The sound fluctuates wildly between good and bad. The effects are done well, with gunfire and explosions having just the right pitch and bass. The music is generic action movie music, and it fits the atmosphere. Oddly enough, the music for the action segments doesn't stop when all of the enemies in an area are dead, but it does halt when you cross an invisible line. The break from traditional behavior can be confusing for those who are used to action games norms.
Then there are the voices. The delivery is fine, but far too often, it feels like the same actor is trying to do too many roles with little to no variation, so it's confusing for the player to follow along. Some of the enemy's lines are nonsensical. More than a few times, they shout at their comrades about their activities … when no one else is in the vicinity. Their death cries are also over the top but hilarious because they're extended long after the body goes lifeless. It gives the player something to laugh about as other things fall apart.
Considering that the developers are using a proprietary engine, the graphical work is pretty well done. The environments are detailed well, and the lighting is fairly impressive as it casts shadows in just the right places depending on the light source. Water environments are even more impressive, as the engine handles both the murkiness of the aquatic environment and the constantly moving vision of items above the water in a realistic fashion. All of this comes at a price, however. The minimum system requirements ensures that, even with the effects turned to their lowest settings, the frame rate still stutters as you march through indoor and outdoor environments. Unless you have a high-end rig, you'll have to do some tweaking to get things running at an acceptable level.

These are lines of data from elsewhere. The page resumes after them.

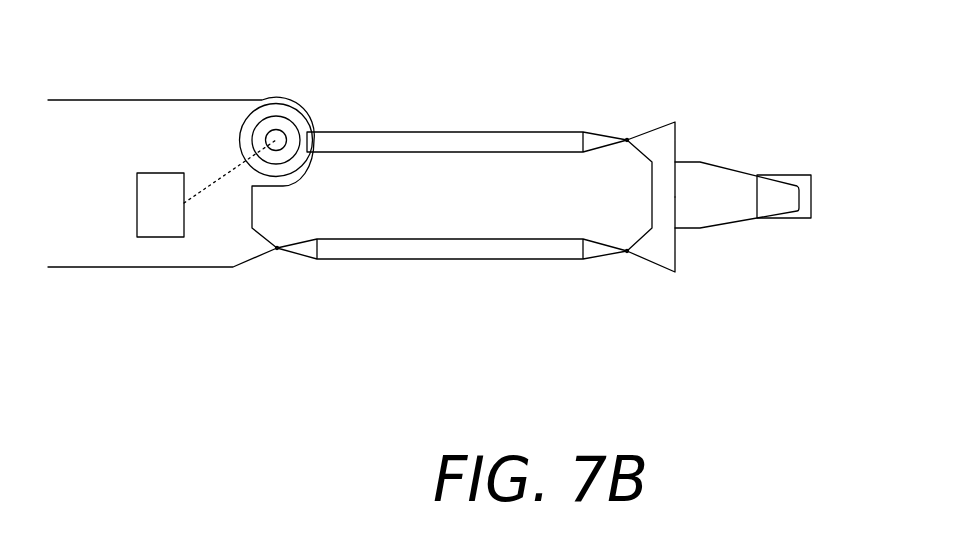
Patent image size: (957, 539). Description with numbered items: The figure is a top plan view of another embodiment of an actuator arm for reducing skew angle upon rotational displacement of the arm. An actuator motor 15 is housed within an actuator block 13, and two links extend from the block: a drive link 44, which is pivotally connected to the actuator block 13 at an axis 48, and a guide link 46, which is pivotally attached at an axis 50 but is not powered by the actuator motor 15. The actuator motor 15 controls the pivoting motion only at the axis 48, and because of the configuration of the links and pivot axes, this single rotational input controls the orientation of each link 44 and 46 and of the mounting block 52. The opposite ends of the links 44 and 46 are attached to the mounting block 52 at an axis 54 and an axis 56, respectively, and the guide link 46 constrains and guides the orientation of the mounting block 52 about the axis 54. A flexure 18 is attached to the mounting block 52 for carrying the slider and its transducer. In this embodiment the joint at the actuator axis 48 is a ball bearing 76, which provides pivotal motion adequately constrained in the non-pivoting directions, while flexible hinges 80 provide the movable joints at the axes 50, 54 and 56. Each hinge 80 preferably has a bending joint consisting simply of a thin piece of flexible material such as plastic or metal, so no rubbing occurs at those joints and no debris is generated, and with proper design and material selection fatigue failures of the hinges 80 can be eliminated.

The actuator block 13 is at (122, 122).
The actuator motor 15 is at (150, 213).
The flexure 18 is at (811, 192).
The drive link 44 is at (457, 142).
The guide link 46 is at (452, 250).
The axis 48 is at (268, 135).
The axis 50 is at (277, 248).
The mounting block 52 is at (715, 187).
The axis 54 is at (628, 140).
The axis 56 is at (626, 252).
The ball bearing 76 is at (263, 123).
The flexible hinges 80 is at (625, 140).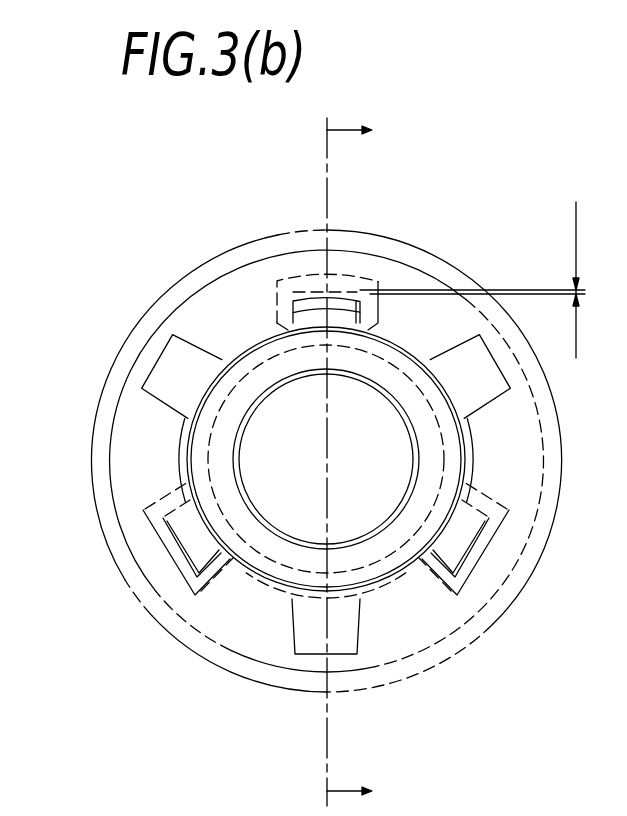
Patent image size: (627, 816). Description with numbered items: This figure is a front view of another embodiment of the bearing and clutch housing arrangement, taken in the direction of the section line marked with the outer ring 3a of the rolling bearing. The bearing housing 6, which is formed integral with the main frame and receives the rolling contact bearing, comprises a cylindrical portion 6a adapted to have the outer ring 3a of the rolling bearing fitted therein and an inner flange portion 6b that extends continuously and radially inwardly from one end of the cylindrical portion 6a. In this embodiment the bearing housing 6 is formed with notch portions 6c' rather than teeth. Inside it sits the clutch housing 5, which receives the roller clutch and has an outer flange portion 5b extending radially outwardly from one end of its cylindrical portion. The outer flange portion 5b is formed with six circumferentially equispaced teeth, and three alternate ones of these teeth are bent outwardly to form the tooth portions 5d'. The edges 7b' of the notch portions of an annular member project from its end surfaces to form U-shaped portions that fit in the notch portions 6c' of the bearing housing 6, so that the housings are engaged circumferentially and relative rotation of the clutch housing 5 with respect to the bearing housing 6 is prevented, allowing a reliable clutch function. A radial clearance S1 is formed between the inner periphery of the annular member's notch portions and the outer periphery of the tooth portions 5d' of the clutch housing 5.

Particle effects, like bullets hitting steel. actually go through cover objects. An electric ball hitting a steel box shows the ball's splash on your side of the box as if the attack were coming from someone behind the camera instead of in front of it. Then there's the issue of character design. Enemies look fairly generic, but your protagonist looks like a mash-up of Isaac Clarke's Dead Space outfit with a Space Marine helmet from Halo 3: ODST. The underwater jets on the shoulders and feet make the look more interesting, but it doesn't feel like an original character design.

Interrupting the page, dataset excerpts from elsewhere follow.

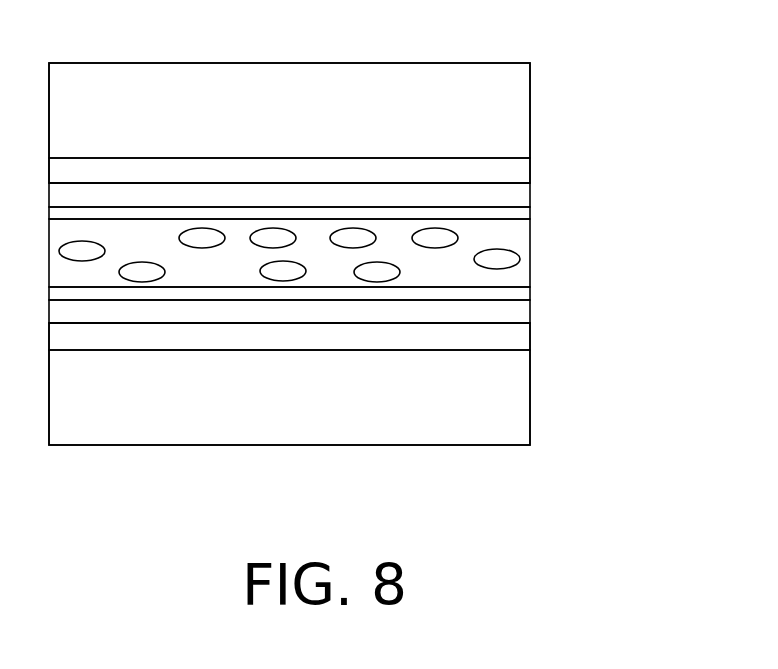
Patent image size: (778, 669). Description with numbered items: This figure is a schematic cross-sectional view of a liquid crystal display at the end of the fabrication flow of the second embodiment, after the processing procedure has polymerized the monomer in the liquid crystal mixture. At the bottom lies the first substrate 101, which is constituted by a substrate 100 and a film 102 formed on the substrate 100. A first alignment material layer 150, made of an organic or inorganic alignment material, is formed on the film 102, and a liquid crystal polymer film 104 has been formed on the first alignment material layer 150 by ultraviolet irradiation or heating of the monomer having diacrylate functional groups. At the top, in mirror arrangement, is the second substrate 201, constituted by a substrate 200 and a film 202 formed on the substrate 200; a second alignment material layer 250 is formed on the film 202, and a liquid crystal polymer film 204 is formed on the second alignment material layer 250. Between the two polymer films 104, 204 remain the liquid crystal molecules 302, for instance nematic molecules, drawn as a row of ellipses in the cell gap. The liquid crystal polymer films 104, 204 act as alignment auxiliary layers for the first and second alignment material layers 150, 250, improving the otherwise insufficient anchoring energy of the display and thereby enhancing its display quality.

The substrate 100 is at (517, 422).
The first substrate 101 is at (633, 347).
The film 102 is at (518, 338).
The liquid crystal polymer film 104 is at (523, 294).
The first alignment material layer 150 is at (500, 312).
The substrate 200 is at (500, 97).
The second substrate 201 is at (633, 70).
The film 202 is at (500, 168).
The liquid crystal polymer film 204 is at (518, 212).
The second alignment material layer 250 is at (500, 195).
The liquid crystal molecule 302 is at (508, 258).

The controls also provide the only other bright spot — mostly because it supports control pad play. The standard keyboard/mouse combo works well enough, but the constant button-mashing of the F key during underwater drone encounters might alarm some players. The positioning of the harpoon key and the lack of key customization will annoy others. Precision might be lowered with the use of a control pad for a shooter, but the more comfortable placement of the harpoon button is a decent trade-off.

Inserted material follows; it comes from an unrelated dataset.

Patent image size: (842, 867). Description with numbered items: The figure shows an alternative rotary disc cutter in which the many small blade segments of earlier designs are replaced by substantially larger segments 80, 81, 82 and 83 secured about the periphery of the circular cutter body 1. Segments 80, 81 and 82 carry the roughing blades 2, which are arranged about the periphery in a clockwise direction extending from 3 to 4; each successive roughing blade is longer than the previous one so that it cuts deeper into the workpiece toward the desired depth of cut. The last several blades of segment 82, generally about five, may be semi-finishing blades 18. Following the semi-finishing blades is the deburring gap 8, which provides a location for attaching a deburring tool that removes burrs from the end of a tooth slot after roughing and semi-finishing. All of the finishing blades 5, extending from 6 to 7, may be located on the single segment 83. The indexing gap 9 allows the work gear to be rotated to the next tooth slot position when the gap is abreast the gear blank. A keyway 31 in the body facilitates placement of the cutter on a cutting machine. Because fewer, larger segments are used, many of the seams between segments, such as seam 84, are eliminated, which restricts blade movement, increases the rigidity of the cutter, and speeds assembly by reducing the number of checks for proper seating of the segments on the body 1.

Deep Black: Reloaded shows potential that may never be reached. The proprietary engine shows some promise, and the underwater action isn't that bad compared to what other games try to do. However, the land-based gameplay is quite poor with pretty bad AI, and the hit system lacks consistency. Your hero lumbers around way too much to make the player feel powerful, the weapon variety isn't imaginative or useful, and the water mechanic isn't used for anything interesting. With nothing of value to bring to the table, there's little reason for anyone to pick up this game over other, better executed titles.